They were not alone. Some of the biggest sites on the web were out of service, including the BBC, FT.com, The Guardian, New York Times and Le Monde.
But many other sites were unaffected, such as the servers that run Xero’s online accounting. AccountingWEB member Wilson Philips reported at 11:39am that while others were encountering error messages on Gov.uk, they had been able to log into the HMRC agent portal.
Fastly configuration problem
The source of the trouble was traced back to the Fastly content delivery network (CDN), which posted a status update just before 11am GMT saying that services were degraded across its servers in America, Europe and Asia.
It took Fastly an hour to identify the problem and apply a fix.

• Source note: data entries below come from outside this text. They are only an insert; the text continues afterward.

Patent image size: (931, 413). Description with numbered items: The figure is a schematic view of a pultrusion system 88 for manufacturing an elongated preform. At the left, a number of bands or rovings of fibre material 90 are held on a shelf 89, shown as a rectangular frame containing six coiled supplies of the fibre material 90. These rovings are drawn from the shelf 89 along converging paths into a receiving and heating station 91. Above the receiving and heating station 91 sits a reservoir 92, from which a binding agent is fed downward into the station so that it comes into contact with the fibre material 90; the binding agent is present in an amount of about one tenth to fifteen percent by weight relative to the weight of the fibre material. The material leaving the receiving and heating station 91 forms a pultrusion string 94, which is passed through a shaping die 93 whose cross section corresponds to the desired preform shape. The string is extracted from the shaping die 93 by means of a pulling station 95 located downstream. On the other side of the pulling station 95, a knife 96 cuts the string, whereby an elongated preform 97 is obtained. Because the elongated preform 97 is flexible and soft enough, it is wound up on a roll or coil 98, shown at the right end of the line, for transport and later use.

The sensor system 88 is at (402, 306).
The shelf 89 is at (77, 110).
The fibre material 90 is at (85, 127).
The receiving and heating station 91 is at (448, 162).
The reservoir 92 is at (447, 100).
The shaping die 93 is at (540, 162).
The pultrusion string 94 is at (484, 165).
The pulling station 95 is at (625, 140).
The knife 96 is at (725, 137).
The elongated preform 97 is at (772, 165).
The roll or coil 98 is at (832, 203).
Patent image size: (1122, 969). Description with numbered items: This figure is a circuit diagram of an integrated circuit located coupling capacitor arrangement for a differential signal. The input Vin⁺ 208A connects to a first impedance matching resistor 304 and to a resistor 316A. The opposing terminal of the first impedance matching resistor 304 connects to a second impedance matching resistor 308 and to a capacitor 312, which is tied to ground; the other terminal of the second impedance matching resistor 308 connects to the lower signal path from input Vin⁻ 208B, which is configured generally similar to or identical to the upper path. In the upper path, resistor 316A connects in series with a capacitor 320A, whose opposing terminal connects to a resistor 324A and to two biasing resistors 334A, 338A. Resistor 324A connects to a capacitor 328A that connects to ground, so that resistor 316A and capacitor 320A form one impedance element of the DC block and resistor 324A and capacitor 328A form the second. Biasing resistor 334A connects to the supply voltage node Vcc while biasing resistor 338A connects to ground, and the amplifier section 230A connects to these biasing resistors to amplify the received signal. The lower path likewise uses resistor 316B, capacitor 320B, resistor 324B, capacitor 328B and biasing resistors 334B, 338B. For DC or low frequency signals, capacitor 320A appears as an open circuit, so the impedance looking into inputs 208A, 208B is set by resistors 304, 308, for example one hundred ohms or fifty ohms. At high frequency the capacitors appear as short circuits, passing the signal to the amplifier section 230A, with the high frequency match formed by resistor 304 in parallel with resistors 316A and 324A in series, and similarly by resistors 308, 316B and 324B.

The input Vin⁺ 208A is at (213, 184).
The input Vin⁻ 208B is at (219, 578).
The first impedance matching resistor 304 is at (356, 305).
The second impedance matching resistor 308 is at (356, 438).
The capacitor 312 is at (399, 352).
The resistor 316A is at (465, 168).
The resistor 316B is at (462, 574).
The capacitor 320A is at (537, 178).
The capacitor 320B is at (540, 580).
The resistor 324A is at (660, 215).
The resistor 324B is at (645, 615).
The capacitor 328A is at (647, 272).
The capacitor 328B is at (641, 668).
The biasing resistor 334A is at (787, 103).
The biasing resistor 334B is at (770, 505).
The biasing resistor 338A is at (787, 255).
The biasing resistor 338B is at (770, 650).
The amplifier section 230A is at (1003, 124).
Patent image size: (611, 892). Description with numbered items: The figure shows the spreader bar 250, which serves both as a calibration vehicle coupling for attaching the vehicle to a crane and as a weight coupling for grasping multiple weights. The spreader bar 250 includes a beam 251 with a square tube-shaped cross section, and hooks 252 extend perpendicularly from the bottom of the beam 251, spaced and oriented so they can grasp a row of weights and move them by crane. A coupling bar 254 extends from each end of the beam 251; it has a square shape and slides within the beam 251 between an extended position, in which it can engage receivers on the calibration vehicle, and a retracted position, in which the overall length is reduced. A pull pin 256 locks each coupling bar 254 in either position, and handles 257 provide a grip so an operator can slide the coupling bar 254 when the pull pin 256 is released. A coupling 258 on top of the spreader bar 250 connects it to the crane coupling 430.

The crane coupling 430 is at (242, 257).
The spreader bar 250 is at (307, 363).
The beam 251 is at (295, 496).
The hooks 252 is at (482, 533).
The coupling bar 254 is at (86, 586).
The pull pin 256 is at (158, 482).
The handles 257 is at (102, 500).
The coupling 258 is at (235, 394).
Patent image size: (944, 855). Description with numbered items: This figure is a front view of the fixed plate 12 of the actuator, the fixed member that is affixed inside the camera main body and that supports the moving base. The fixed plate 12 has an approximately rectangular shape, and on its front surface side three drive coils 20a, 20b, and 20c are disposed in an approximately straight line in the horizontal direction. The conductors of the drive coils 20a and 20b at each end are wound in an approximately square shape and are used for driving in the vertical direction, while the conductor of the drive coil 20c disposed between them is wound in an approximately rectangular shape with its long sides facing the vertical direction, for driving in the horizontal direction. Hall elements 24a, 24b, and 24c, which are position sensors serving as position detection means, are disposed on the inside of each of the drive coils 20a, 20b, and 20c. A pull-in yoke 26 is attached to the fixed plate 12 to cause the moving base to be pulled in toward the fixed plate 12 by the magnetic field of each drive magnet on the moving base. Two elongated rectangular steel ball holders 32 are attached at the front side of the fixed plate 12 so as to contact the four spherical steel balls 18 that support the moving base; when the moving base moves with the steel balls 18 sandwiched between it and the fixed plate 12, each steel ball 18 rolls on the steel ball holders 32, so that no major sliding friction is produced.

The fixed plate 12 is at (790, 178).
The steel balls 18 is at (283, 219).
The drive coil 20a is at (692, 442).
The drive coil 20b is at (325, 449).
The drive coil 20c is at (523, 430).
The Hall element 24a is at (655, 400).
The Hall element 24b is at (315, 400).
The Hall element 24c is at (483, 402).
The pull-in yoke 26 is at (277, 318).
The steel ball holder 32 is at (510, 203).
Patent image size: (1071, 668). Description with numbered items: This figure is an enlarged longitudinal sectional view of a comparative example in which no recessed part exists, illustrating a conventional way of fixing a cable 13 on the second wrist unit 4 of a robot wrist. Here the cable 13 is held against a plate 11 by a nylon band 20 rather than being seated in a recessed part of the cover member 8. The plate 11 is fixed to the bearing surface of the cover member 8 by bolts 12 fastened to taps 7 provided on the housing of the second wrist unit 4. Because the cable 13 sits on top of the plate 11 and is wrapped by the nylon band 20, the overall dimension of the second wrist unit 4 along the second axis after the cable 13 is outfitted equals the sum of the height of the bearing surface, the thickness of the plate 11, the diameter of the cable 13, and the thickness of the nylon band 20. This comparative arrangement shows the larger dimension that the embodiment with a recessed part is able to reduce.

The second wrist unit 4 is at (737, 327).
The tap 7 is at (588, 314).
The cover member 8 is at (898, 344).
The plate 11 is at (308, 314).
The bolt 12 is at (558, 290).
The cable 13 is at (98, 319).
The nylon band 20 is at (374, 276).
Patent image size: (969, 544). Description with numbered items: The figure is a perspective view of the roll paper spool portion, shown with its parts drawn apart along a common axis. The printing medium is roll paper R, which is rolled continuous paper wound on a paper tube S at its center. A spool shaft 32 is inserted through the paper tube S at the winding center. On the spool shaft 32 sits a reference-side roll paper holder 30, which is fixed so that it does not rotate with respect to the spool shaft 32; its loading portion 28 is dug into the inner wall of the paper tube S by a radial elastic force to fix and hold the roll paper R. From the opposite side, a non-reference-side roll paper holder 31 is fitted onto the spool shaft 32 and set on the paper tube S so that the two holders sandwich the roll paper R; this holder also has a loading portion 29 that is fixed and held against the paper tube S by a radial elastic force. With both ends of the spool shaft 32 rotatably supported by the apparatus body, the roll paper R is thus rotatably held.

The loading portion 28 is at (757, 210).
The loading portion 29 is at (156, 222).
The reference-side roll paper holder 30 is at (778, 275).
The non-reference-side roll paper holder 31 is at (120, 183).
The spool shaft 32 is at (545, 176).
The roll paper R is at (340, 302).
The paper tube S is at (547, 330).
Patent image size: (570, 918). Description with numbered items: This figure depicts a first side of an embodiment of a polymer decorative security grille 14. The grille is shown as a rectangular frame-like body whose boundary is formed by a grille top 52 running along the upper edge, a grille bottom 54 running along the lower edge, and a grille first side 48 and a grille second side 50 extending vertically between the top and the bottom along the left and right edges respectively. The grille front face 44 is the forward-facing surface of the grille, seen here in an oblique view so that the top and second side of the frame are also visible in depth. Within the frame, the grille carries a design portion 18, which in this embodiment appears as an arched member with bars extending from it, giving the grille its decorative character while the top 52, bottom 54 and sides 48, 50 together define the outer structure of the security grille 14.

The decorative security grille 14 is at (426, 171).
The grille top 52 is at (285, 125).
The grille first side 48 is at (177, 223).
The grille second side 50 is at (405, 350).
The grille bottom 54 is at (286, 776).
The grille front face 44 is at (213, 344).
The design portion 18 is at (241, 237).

However, “Customers may experience increased origin load as global services return,” the CDN provider explained in one of a series of unilluminating updates during the interruption.
It followed up an hour or so later with the explanation: “We identified a service configuration that triggered disruptions across our POPs (points of presence) globally and have disabled that configuration. Our global network is coming back online.”
The role of content delivery networks
The impact of Fastly’s technical fumble reflects the key role that content delivery networks play in accelerating digital media. Rather than relying on one master server as the content source, CDNs create a secondary network of mirrored servers to segment the workload for delivering material to local users.
According to CDNetworks.com, the typical profile for such services are sites with readers in different countries, social media sites delivering multimedia content and entertainment sites like Netflix and gaming platforms that pipe out a lot of fast-moving, high resolution graphics. Not forgetting official government websites that handle large volumes of users and information content.
The internet didn’t break. It was only a temporary glitch and normal service was resumed within a reasonable time, but this week’s Fastly incident is a reminder of how dependant we have all become on complicated web infrastructures.
Gaz Jones, technical director of digital agency Think3 commented: “Fastly CDN had major problems affecting Stack Overflow, Spotify, Stripe, Gov.uk and GitHub among others. This is what happens when half of the internet relies on Goliaths like Amazon, Google and Fastly for all of its servers and web services. The entire internet has become dangerously geared on just a few players.”